2) Silverado – One with all the options. Throw in some Bigfoot tires so that I can roll over those little prissy scootmobiles.
3) Hummer H2 – Instead of a horn I would get four bullhorns and have them blare out lines from Ah-nold’s movies and Jesse Ventura’s speeches with every beep. Maybe a few fart noises too.
4) Chevette – I’m thinking if I go in dressed like this guy one day, and buy a few accessories along the way, I should be all set.
5) Adams Probe 16 – One of only three made. But built for a good purpose.
OK, I’m exaggerating with all this. But really. I want to get a luxury car that is All-American and the absolute best in it’s class. Price limit $40k. New, used, doesn’t matter. What do you recommend?
Steve Answers: Custom. Get a ride that is a true representation of all you enjoy.
As for yours truly… I would start with a 1992 Buick Roadmaster Limited. Nothing quite says ‘Imports suck!’ quite like Grandpa’s car did back in the day. Besides I happen to have one at the moment. You want it?
Modify the 350 engine to your hearts content and then throw in a nice high end Magnaflow. Spend a couple grand on upgrading the sound system and suspension. A little subtle tint in the windows. Wheels that come from a vintage Buick as well as a serious tire upgrade.

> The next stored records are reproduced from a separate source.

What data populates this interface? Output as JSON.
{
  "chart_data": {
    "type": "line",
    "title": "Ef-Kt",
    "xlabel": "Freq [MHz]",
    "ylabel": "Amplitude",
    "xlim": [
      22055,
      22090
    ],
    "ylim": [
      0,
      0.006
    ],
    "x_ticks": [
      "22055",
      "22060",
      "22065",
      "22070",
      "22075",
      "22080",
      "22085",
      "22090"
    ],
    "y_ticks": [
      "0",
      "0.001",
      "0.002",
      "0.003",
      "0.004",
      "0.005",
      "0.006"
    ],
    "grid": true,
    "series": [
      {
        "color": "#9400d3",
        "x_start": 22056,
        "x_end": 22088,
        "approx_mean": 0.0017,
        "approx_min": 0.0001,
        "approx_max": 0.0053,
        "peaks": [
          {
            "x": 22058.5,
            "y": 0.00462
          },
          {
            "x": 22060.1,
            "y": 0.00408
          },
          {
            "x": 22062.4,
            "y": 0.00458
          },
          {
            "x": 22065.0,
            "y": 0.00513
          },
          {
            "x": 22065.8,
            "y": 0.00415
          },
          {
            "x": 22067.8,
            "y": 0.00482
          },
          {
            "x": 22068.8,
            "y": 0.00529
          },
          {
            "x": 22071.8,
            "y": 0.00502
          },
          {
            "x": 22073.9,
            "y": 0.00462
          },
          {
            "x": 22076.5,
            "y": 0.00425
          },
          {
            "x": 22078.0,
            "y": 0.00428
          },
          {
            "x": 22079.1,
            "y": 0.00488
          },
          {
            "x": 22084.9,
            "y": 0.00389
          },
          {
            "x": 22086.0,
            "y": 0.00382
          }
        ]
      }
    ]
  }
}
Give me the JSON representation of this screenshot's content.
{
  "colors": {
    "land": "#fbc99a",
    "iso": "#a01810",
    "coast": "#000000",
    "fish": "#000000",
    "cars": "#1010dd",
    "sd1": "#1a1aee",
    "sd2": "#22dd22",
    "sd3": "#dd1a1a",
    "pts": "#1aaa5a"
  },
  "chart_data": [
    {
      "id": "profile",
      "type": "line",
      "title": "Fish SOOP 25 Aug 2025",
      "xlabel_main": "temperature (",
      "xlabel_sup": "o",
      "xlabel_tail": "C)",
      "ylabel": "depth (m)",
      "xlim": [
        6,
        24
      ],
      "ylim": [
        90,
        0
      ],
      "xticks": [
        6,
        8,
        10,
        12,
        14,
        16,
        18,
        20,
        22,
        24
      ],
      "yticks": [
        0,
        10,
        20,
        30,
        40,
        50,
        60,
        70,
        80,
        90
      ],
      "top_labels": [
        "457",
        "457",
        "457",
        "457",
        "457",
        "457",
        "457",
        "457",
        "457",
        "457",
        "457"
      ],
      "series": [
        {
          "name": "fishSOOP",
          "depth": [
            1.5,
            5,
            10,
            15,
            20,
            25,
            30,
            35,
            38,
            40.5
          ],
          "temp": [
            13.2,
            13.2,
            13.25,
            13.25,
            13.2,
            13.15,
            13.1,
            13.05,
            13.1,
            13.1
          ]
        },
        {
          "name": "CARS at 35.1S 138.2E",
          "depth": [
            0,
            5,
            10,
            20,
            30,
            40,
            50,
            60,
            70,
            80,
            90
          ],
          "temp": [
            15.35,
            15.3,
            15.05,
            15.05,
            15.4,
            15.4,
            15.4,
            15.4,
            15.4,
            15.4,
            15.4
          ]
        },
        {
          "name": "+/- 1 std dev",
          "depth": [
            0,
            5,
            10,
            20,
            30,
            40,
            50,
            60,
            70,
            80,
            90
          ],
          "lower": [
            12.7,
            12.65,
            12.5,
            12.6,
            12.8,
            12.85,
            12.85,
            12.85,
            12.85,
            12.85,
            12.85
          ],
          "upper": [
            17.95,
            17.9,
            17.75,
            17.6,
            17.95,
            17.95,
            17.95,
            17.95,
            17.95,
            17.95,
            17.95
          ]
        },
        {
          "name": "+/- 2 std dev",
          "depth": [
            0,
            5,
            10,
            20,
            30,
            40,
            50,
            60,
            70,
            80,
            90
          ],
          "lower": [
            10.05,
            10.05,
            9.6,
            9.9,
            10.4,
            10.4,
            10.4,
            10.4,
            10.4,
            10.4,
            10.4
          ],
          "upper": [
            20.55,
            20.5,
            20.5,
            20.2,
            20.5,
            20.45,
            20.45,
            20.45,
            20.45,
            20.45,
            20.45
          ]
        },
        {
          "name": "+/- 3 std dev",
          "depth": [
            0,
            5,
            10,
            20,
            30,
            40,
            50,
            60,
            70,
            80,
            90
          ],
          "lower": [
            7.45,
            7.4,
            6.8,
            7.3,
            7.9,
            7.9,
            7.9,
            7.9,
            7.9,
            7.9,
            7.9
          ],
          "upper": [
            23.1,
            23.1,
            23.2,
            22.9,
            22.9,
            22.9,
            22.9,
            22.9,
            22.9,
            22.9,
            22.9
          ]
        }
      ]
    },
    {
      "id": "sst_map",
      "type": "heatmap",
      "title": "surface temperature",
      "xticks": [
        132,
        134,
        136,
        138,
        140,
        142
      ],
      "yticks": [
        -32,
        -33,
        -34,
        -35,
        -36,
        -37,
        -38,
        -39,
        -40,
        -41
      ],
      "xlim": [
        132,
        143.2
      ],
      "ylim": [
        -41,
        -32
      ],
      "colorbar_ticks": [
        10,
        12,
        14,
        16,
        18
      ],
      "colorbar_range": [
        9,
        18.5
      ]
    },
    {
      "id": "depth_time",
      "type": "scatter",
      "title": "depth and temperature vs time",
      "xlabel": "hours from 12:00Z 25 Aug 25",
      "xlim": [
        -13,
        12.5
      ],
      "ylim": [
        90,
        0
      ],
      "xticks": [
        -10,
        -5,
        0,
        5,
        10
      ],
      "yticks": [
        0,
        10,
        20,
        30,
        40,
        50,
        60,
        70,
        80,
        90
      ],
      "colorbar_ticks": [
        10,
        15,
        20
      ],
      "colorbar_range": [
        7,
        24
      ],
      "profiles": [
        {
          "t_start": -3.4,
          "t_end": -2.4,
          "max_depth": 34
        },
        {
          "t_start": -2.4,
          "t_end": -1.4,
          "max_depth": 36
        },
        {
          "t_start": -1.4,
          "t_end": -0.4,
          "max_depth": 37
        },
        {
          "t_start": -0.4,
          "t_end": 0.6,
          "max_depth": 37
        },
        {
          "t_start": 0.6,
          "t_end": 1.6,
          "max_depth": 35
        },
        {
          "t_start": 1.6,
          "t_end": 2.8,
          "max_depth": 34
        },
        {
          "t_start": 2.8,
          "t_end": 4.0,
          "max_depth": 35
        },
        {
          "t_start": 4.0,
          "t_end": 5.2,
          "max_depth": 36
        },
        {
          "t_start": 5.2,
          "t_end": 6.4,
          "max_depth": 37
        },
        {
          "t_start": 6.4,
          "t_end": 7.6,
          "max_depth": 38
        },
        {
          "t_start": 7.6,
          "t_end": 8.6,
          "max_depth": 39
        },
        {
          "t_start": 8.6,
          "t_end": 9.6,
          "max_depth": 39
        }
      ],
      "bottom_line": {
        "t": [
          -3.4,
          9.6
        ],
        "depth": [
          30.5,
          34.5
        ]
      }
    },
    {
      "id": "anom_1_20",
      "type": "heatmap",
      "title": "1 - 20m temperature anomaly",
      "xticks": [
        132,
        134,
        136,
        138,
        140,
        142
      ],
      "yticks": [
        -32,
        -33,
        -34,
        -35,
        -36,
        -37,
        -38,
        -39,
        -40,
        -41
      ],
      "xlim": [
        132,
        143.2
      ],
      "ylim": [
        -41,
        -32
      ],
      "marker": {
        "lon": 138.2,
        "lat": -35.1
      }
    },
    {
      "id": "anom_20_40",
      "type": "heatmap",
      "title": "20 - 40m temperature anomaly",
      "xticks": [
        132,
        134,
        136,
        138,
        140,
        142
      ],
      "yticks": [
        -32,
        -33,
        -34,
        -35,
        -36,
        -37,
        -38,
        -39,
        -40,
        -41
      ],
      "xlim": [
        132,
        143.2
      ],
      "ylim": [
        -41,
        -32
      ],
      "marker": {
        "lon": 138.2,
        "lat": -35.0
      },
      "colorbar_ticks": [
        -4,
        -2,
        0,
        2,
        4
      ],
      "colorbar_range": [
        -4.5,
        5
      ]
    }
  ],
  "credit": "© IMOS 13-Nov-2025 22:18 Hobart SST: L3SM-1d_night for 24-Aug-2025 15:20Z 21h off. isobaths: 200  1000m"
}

Maybe also throw in some vintage aftermarket effects to accentuate your love of all things American.
My vote would be for an airbrush of a scantily clad Marilyn Monroe blowing a kiss on one side. A few images of our troops through the ages on the other side… and a collage of famous Americans (real and fictional) on the hood and rear. Oh, don’t forget a Class 3 hitch, a multi-sound horn, and a loudspeaker that will allow you to share your tunes with all of your anti-Detroit friends. Country, Western (they are two different types you know), Elvis, TV tunes… anything that is truly American through and through.
Total cost? Maybe about 10 grand and a few long-term friendships.
With the money you save, let your office mates know of all the wonderful places you plan on going for the next few years while they’re ‘paying off the note’. Think Fiji… or Belize… or maybe Greece when the next round of austerity measures are introduced.
Sajeev Answers: Oh yes! I am sick and tired of hearing their crap too! Nothing says “I hate you and everything you stand for” like a Hummer, especially one in Alpha trimmings. Screw them! Who the hell do they think they are anyway?
Here’s my short list:Mustang GT 5.0: because of that evil live axle that the fanbois love to hate on!
Pontiac G8 GXP: cuz those jerks probably hate Outback Steakhouses too!
Corvette Z06 (C6): kicking everyone’s ass while saying “LS7-FTW!” to piss off those haters!
Last-Gen Cadillac CTS-V: see above, change to “LS6-FTW” instead.
Dodge Ram SRT-10: don’t you wish your girlfriend could oversteer like me?But honestly your best bet is a decommissioned Panther from the Bob Bondurant School, back when they ran with Ford: Cobra powertrain, big brakes, console, racing seats, roll cage and a subtle (almost-Euro like) body kit just to really burn their croissants. You’ll scare the living shit out of them on the freeway with that Police-a-like style and really burn them because they will never catch up to you after the realize they’ve been had by an imposter!